3 settembre 2016

Recensione film: LA FAMIGLIA FANG regia di Jason Bateman


 

 Con Nicole Kidman, Christopher Walken, Jason Bateman, Josh Pais, Maryann Plunket, del 2015

 

 


Arte, narcisismo e paternità

 

Nel film La famiglia Fang si riscontrano almeno tre tematiche diverse:

- il rapporto realtà/finzione nell’arte in generale, ma nella performance art in particolare;

- il problema del rapporto genitori/figli quando quest’ultimi possono essere di ostacolo ai genitori artisti, oppure viceversa, coinvolti fin da bambini nelle performances. In tal modo i figli si sentono usati e non amati. Ne consegue una loro incapacità a spiccare il volo, a emanciparsi, a trovare la propria strada, attraverso quella “uccisione del padre” di cui la psicoanalisi tradizionale si è sempre occupata;

- il rapporto affettivo tra i fratelli solidali e complici, ma legati fin troppo in un certo legame al limite dell’incestuoso. Bella e significativa è la scena dei due bambini imbarazzati, costretti a recitare Romeo e Giulietta, inclusi i baci.

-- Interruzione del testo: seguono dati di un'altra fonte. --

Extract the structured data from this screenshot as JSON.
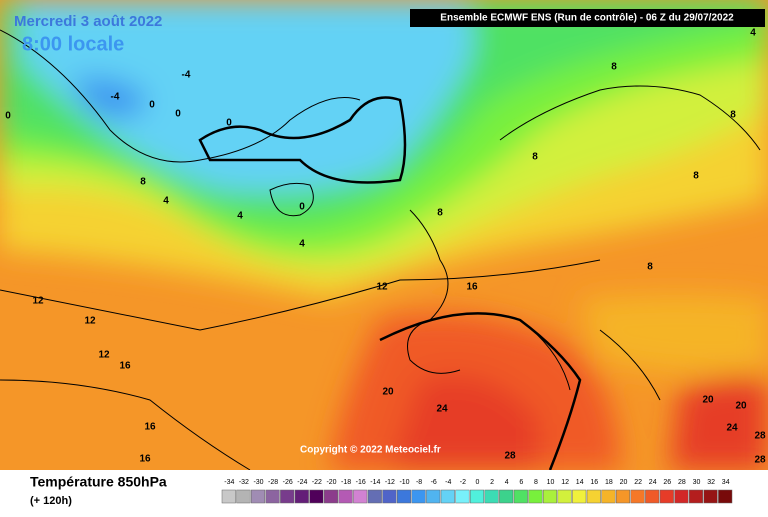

I tre argomenti trattati nel film - che immagino si trovino anche nel romanzo omonimo di Kevin Wilson - si rincorrono, si sovrappongono, ma sono trattati in modo un po’ affastellato e mai approfonditamente. Su ognuno di essi si sarebbe potuto impostare un film intero.

Siamo nel nord degli Stati Uniti, i protagonisti vivono tutti in case unifamiliari suburbane, e nel film vengono coperti 40 anni di vita. Caleb e Camilla Fang sono due performer artists che amano intervenire nel tessuto sociale per stupire e provocare reazioni della gente, spesso eccedendo. Sarà arte o truffa? Si chiedono i due giornalisti critici d’arte. Sembra che si debbano sempre superare nelle performances schockando sempre più la gente, pubblico inconsapevole. Personalmente conosco abbastanza bene questo genere di arte perché ho un vecchio amico artista, inserito nel filone performance art, che iniziò il suo percorso molti anni fa disegnando falsi segnali stradali, ubicandoli nella città e filmando le reazioni del pubblico. Pochi anni fa, travestito da San Matteo seduto su una savonarola di cartone, a piedi scalzi in una fredda mattina di novembre, si è posizionato davanti alla chiesa di San Luigi dei Francesi alludendo al quadro del Caravaggio trafugato alla chiesa durante la guerra – la prima versione di San Matteo e l’angelo.

Così i Fang vivono sempre in una sorta di border line tra la realtà e la finzione. Si feriscono? Il sangue sarà finto o sarà vero? Inventano false rapine in banca utilizzando il figlio piccolo come ladro, inscenando sparatorie e falsi feriti. Più in là con gli anni si accontenteranno di distribuire alla gente falsi coupons per fried chicken gratis, di fronte al baracchino che li vende, chiedendo ai figli di filmare la scena.

Caleb, il capofamiglia (un magnifico Christopher Walken) è di un narcisismo cosmico. È un padre castrante che non ha accettato l’abbandono dei figli, quindi li distrugge con critiche feroci: secondo lui Baxter (lo stesso Jason Bateman quasi più bravo come attore che come regista) scrive romanzi insulsi e Annie (la poco convincente Nicole Kidman eccessivamente botulinata) recita in filmacci. Non dico di più della storia per non togliere suspense - peraltro un po’ scarsa specialmente nella parte centrale che tratta della morte, vera o supposta, dei genitori di Annie e Baxter.

La famiglia Fang è un film che presenta belle fotografie, buona musica e attori bravi – a parte la Kidman che delude – anche nella versione di giovani e bambini nei lunghi flash-back, ma non riesce a coinvolgere totalmente. Forse manca di ritmo o forse qualche errore di trasposizione dal romanzo. E pensare che la scenegiattura è di David Lindsy Abaire,Premio Pulitzer nel 2007 per il dramma Rabbit Hole.